Greek Interior Minister Niki Kerameus: ‘We want Greece’s voice to be heard globally’


Greece’s Minister of Interior Niki Kerameus spoke directly to the Greek community in Australia on Monday, December 4, as part of The Hellenic Initiative of Australia‘s 6th Digital Conversation Series.

The webinar with Minister Kerameus touched on a range of important issues, including her priorities in her current portfolio, her views on the not-for-profit landscape in Greece, and the announcement of reforms to the public service sector in Greece.

‘You are ambassadors of our country’:

Of significant importance of course, was the Minister’s comments on the recent introduction of postal voting for the Greek diaspora in the upcoming European Parliament elections.

Greece’s government spokesman Pavlos Marinakis confirmed on December 1 that the diaspora will be able to vote in European elections via postal vote, however there may be a “different procedure” for Greek national elections.

During the THI Australia event, Minister Kerameus commented on this historical news and said the government wanted to remove all barriers to the diaspora participating in Greece’s democratic system.

Niki Kerameus
Niki Kerameus (right) being questioned by Nicholas Papas from The Hellenic Initiative Australia.

“In July 2023, we lifted all legal barriers regarding Greeks living abroad who want to vote. During the past elections, in order to vote you had to prove you had lived in Greece for a certain period of time, you had to file a tax declaration, etc. We thought it was extremely important to lift all such barriers and that’s what we did,” the Minister said.

“But truth be told, there were some practical impediments. We had lifted legal barriers but at the same time, as you know, during the past elections if you wanted to vote you had to travel for instance from Perth to Melbourne. So that was a huge impediment… and that’s why we have been striving to lift all practical burdens as well.”

Minister Kerameus said the postal voting system now “removed all legal and practical barriers” for the diaspora, and encouraged them to spread the word to the Greek Australian community.

“The role of the diaspora is crucial and we are grateful for all that you do.

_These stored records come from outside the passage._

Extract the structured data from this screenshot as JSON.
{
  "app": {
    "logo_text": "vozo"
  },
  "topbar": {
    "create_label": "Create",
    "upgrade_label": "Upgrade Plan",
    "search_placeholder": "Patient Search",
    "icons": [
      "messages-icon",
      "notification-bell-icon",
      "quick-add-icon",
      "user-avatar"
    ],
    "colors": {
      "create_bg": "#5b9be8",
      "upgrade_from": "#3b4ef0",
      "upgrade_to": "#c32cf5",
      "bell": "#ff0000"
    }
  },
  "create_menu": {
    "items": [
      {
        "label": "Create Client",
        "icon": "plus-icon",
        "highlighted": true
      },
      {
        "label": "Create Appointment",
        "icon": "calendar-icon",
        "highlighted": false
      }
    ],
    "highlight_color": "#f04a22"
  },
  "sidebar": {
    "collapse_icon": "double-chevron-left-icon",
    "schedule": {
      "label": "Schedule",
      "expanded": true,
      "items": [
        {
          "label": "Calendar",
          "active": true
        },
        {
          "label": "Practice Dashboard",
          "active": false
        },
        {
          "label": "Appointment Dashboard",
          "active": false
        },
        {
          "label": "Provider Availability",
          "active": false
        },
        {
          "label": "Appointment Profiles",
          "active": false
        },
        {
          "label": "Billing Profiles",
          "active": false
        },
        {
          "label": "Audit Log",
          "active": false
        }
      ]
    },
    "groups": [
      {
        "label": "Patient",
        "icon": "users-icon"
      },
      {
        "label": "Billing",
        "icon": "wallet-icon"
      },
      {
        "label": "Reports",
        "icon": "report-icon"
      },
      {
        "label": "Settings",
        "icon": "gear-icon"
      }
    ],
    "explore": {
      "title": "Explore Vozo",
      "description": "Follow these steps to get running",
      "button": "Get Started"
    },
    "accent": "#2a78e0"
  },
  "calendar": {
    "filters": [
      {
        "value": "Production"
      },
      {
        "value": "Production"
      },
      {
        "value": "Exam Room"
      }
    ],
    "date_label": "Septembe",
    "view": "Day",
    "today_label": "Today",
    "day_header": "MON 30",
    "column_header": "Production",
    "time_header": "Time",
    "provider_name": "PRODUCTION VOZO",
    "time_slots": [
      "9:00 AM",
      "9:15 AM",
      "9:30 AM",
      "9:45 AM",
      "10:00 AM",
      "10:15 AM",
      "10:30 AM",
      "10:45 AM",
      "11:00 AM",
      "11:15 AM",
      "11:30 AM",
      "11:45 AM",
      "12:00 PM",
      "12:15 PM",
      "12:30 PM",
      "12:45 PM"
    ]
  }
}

You are ambassadors of our country abroad and that’s why we are so adamant also about lifting all barriers for Greece’s voice to be heard as strong as possible across the globe,” she said.

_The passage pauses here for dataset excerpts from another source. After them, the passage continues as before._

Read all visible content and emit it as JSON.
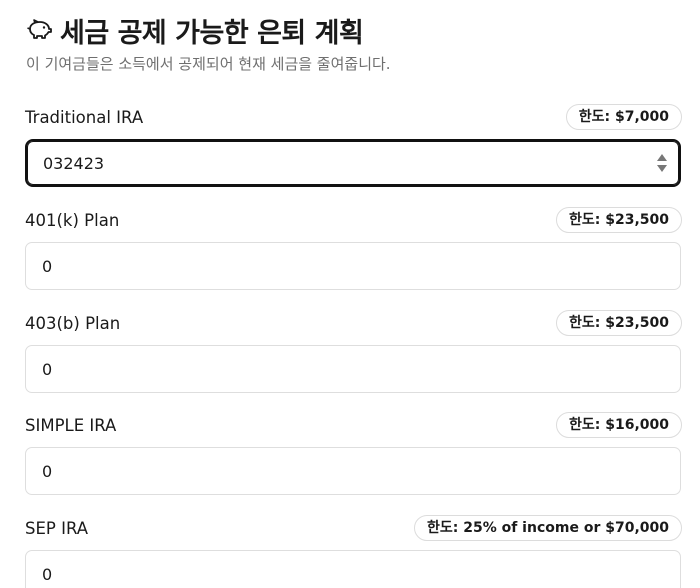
{
  "header": {
    "icon": "piggy-bank-icon",
    "title": "세금 공제 가능한 은퇴 계획",
    "subtitle": "이 기여금들은 소득에서 공제되어 현재 세금을 줄여줍니다."
  },
  "fields": [
    {
      "label": "Traditional IRA",
      "limit": "한도: $7,000",
      "value": "032423"
    },
    {
      "label": "401(k) Plan",
      "limit": "한도: $23,500",
      "value": "0"
    },
    {
      "label": "403(b) Plan",
      "limit": "한도: $23,500",
      "value": "0"
    },
    {
      "label": "SIMPLE IRA",
      "limit": "한도: $16,000",
      "value": "0"
    },
    {
      "label": "SEP IRA",
      "limit": "한도: 25% of income or $70,000",
      "value": "0"
    }
  ],
  "colors": {
    "text": "#1a1a1a",
    "muted": "#6f6f6f",
    "border": "#dedede",
    "focus": "#111111"
  }
}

“The law is expected to be voted on in January 2024 so five months ahead of the next European elections.

“We depend on you to get the message across for every single Greek living in Australia to become aware of this most important change that he or she will be able to vote through postal vote during the next European elections.”

Greek language maintenance and potential visit to Australia:

Following on from this topic, the Chairman of THI Australia, Nicholas G Pappas, asked the Minister for her thoughts on maintaining the Greek language in Australia.

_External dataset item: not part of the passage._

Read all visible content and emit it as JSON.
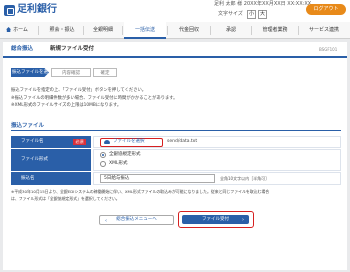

This question came in the face of schools and tertiary institutions such as Macquarie University in Sydney and Northcote High School in Melbourne at risk of discontinuing their Modern Greek Studies programs.

The Interior Minister, who was also Greece’s former Minister for Education and Religious Affairs between 2015 and 2023, said although there are many ways to enhance the Greek language, there are also difficulties when it comes to recruitment of teachers.

“There are many ways to maintain and enhance the teaching of the Greek language – one has to do with school and the other has to do with universities,” she said.

“As far as the schools are concerned, I know that the Ministry of Education is working very hard in terms of securing the necessary personnel – it’s not always easy, I must tell you. It’s not always easy to find teachers who are willing to travel and to live abroad given also the high living expenses.”

Minister Kerameus also stressed the importance of utilising material provided by Greece to schools abroad, as well as the value of international partnerships between Greek and Australian universities.

To conclude the webinar, Mr Pappas asked the Minister when we could expect to see her in Australia to discuss these topics with the local Greek community in person.

She replied, “With these recent changes, both the Alternate Minister Thodoris Livanis and myself, we are looking at conveying the message and getting in touch with Greeks abroad and in Australia as well.”